Intensive Behavioral Therapy for Obesity Combined with Liraglutide 3.0 mg: A Randomized Controlled Trial

Thomas A Wadden, Olivia A Walsh, Robert I Berkowitz, Ariana M Chao, Naji Alamuddin, Kathryn Gruber, Sharon Leonard, Kimberly Mugler, Zayna Bakizada, Jena Shaw Tronieri, Thomas A Wadden, Olivia A Walsh, Robert I Berkowitz, Ariana M Chao, Naji Alamuddin, Kathryn Gruber, Sharon Leonard, Kimberly Mugler, Zayna Bakizada, Jena Shaw Tronieri

Abstract

Objective: The Centers for Medicare and Medicaid Services (CMS) covers intensive behavioral therapy (IBT) for obesity. The efficacy, however, of the specific approach has never been evaluated in a randomized trial, as described here. The 1-year trial also assessed whether the addition to IBT of liraglutide 3.0 mg would significantly increase weight loss and whether the provision of meal replacements would add further benefit.

Methods: A total of 150 adults with obesity were randomly assigned to: IBT (IBT-alone), providing 21 counseling visits; IBT combined with liraglutide (IBT-liraglutide); or IBT-liraglutide combined for 12 weeks with a 1,000- to 1,200-kcal/d meal-replacement diet (Multicomponent). All participants received weekly IBT visits in month 1, every-other-week visits in months 2 to 6, and monthly sessions thereafter.

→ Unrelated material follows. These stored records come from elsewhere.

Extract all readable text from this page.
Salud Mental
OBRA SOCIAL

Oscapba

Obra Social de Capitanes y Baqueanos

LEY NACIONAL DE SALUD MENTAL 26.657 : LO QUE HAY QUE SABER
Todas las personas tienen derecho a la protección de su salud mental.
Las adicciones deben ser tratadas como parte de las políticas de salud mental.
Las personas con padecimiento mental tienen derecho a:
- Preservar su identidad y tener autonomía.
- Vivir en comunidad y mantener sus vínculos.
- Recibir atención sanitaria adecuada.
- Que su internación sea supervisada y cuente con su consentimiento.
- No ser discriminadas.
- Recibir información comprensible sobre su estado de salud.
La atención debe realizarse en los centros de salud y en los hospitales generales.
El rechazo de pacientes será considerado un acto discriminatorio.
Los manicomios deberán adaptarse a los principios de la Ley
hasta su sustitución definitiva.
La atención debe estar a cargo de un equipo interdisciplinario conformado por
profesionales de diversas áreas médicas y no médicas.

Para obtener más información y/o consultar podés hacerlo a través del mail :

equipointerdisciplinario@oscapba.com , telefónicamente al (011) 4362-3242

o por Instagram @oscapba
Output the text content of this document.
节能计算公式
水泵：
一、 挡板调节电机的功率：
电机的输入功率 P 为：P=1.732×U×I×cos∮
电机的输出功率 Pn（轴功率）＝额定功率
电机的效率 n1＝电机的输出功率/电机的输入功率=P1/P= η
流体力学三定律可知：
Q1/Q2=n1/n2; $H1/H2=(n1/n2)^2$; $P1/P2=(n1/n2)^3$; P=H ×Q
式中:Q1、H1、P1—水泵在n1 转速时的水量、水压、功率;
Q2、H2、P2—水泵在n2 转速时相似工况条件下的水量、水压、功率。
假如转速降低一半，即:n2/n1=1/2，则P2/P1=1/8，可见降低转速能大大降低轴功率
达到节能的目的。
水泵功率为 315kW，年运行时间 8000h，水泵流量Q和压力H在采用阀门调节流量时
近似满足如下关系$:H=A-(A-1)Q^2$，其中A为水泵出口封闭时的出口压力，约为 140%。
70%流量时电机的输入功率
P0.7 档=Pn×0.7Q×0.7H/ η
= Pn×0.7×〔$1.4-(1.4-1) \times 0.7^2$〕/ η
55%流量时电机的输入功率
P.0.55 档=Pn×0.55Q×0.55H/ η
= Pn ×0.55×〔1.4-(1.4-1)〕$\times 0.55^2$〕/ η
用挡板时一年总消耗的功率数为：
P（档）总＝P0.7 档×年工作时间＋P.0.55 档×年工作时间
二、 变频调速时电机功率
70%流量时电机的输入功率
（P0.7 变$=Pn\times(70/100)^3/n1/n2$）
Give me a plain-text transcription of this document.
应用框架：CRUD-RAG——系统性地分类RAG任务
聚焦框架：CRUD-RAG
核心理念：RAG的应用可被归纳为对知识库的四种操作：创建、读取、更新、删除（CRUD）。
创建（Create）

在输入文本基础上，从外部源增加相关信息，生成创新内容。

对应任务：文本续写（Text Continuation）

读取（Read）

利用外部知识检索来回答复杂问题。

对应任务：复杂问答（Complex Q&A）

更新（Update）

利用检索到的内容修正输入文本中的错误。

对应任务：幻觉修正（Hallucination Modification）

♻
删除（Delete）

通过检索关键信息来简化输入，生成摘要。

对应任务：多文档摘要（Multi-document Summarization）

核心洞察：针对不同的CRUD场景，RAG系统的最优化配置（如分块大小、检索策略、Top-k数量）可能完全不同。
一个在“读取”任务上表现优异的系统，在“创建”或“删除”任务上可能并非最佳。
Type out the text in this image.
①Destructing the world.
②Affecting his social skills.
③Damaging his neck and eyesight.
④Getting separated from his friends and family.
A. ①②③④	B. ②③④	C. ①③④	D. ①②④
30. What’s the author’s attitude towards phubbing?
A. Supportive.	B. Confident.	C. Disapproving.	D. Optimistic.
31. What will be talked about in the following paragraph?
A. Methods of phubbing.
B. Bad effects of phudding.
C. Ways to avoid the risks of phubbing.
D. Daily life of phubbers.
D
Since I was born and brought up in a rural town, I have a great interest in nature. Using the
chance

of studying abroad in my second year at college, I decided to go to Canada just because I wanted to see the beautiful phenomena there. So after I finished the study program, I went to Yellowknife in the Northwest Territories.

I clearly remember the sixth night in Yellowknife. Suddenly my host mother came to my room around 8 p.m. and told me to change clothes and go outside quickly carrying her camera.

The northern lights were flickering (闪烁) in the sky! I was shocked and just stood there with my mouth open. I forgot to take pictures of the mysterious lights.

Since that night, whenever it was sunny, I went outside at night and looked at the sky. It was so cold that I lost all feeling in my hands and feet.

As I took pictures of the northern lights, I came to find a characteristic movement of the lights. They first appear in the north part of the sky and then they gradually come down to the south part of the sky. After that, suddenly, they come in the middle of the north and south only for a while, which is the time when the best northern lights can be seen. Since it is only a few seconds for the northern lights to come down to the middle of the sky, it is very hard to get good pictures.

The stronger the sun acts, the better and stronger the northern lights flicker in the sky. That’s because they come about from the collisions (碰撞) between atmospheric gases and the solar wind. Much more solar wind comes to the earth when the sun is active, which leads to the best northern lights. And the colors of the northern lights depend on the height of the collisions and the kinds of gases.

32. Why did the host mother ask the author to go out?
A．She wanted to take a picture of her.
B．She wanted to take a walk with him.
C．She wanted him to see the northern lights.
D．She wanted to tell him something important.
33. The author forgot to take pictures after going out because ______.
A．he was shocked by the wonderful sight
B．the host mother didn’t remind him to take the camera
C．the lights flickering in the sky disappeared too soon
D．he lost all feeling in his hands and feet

Results: Ninety-one percent of participants completed 1 year, at which time mean (± SEM) losses for IBT-alone, IBT-liraglutide, and Muticomponent participants were 6.1 ± 1.3%, 11.5 ± 1.3%, and 11.8 ± 1.3% of baseline weight, respectively. Fully 44.0%, 70.0%, and 74.0% of these participants lost ≥ 5% of weight, respectively. The liraglutide-treated groups were superior to IBT-alone on both outcomes. Weight loss in all three groups was associated with clinically meaningful improvements in cardiometabolic risk factors.

Conclusions: The findings demonstrate the efficacy of IBT for obesity and the potential benefit of adding pharmacotherapy to this approach.

Trial registration: ClinicalTrials.gov NCT02911818.

© 2018 The Obesity Society.

Figures

Figure 1.
Figure 1.
CONSORT diagram showing screening, randomization, and assessment of study participants. Weight was measured at week 52 on 137 of 150 (91.3%) participants, and all participants were included in the intention-to-treat analyses.
Figure 2.
Figure 2.
Estimated mean percentage reduction in baseline weight over 52 weeks in the intention-to-treat-population (N=150, with 50 participants in each treatment group). P values for pairwise comparisons at weeks 24 and week 52 are available in Table 2.
Figure 3.
Figure 3.
Panel A shows the percentage of participants in each group in the ITT population (N=150) who lost 5% or more of baseline weight at week 24 and week 52. (Participants with missing weights were assumed not to have met the categorical loss.) Panels B and C show the percentages of participants who lost ≥10% and ≥15% of baseline weight, respectively. Percentages are cumulative; the percentage of participants, for example, that lost ≥5% of baseline weight includes the percentage that lost 10% or more.
Figure 4.
Figure 4.
The figure shows mean weight losses for the three groups in the intention-to-treat population (N=150) at weeks 24 and 52 based on attendance of IBT visits. Forty percent (n=20) of IBT-alone, 60% (n=30) of IBT-liraglutide, and 58% (n=29) of Multi-component participants attended all 21 treatment visits (p=.09 for difference among groups). The remaining 71 participants who did not have “full attendance” completed a mean of 14.0±6.6 visits (66.7±31.2% of possible visits). Among participants without “full attendance,” the 30 IBT-alone participants attended a mean of 11.3±7.3 visits (54.0±34.7%), the 20 IBT-liraglutide participants attended 16.4±4.3 sessions (78.1±20.6%), and the 21 Multi-component participants attended 15.5±6.1 sessions (73.9±28.9%). The IBT-alone group differed significantly from IBT-liraglutide (p=0.017) but not from the Multi-component group (p=0.053).